Questa trasformazione ha un impatto anche sul mercato del lavoro degli stagionali. Anche per questo a Maiorca sta nascendo un movimento simile a quello di Barcellona. Dall’Andalusia e da altre regioni povere della Spagna sono in molti a lavorare per mesi sull’isola per la stagione turistica. Ormai si affitta con Airbnb e gli alberghi sono in crisi. I redditi da lavoro sono crollati, mentre il prezzo degli affitti è aumentato. Queste persone hanno come unica fonte di reddito la stagione e quindi si adattano. Dormono per strada o nei giardini, affittano balconi. Questa estate il comune ha affittato il palasport per farli dormire per terra.

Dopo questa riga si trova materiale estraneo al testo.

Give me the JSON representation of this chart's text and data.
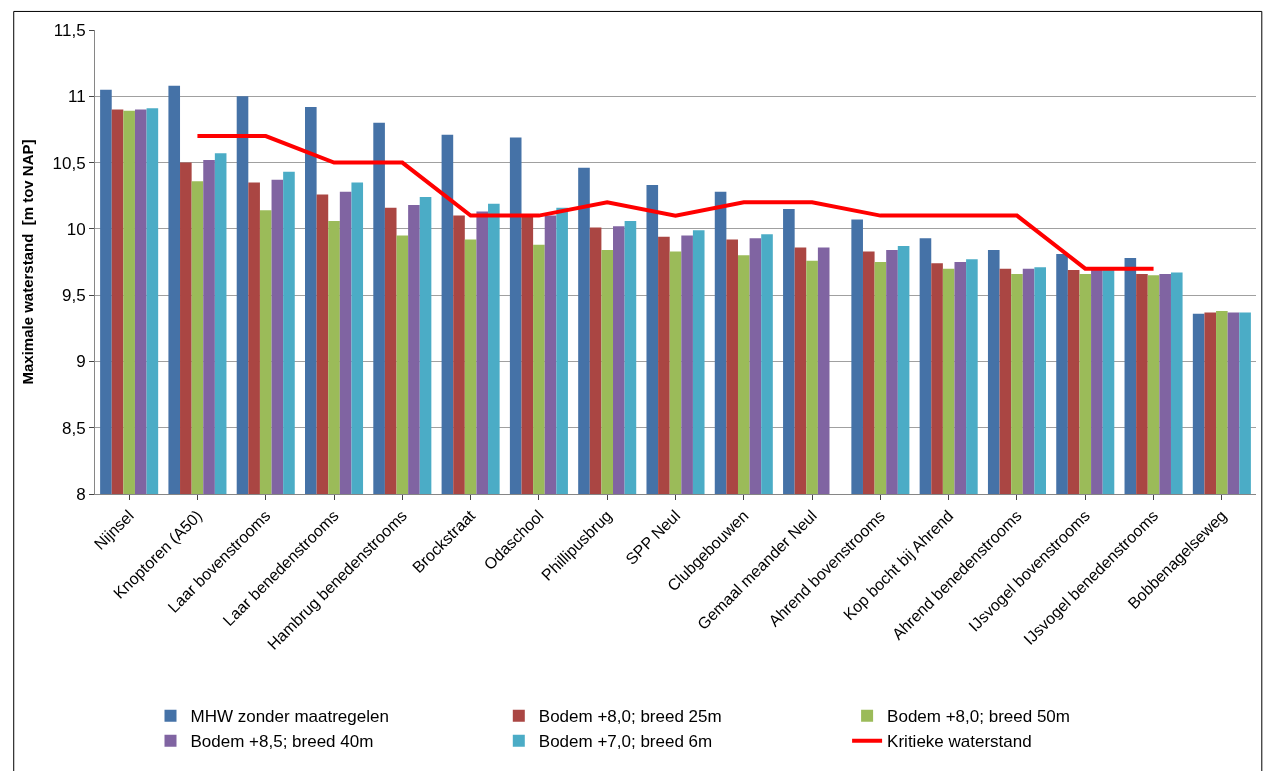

«La nostra proposta è la decrescita del turismo, regolazione degli affitti, fiscalità e diritti del lavoro – continua Pardo. La sindaca Colau ha fatto un regolamento sugli alloggi turistici. Ha stabilito le zone dove non si danno licenze in centro, a certe condizioni le danno in periferia. È una soluzione insufficiente. Bisogna operare in direzione della decrescita, non dello spostamento dei turisti di quartiere in quartiere. Questo spostamento di notte fuori dal centro non impedirà di tornare in centro di giorno riversandosi sui mezzi, nelle strade, nei bar che hanno trasformato la città in un parco giochi».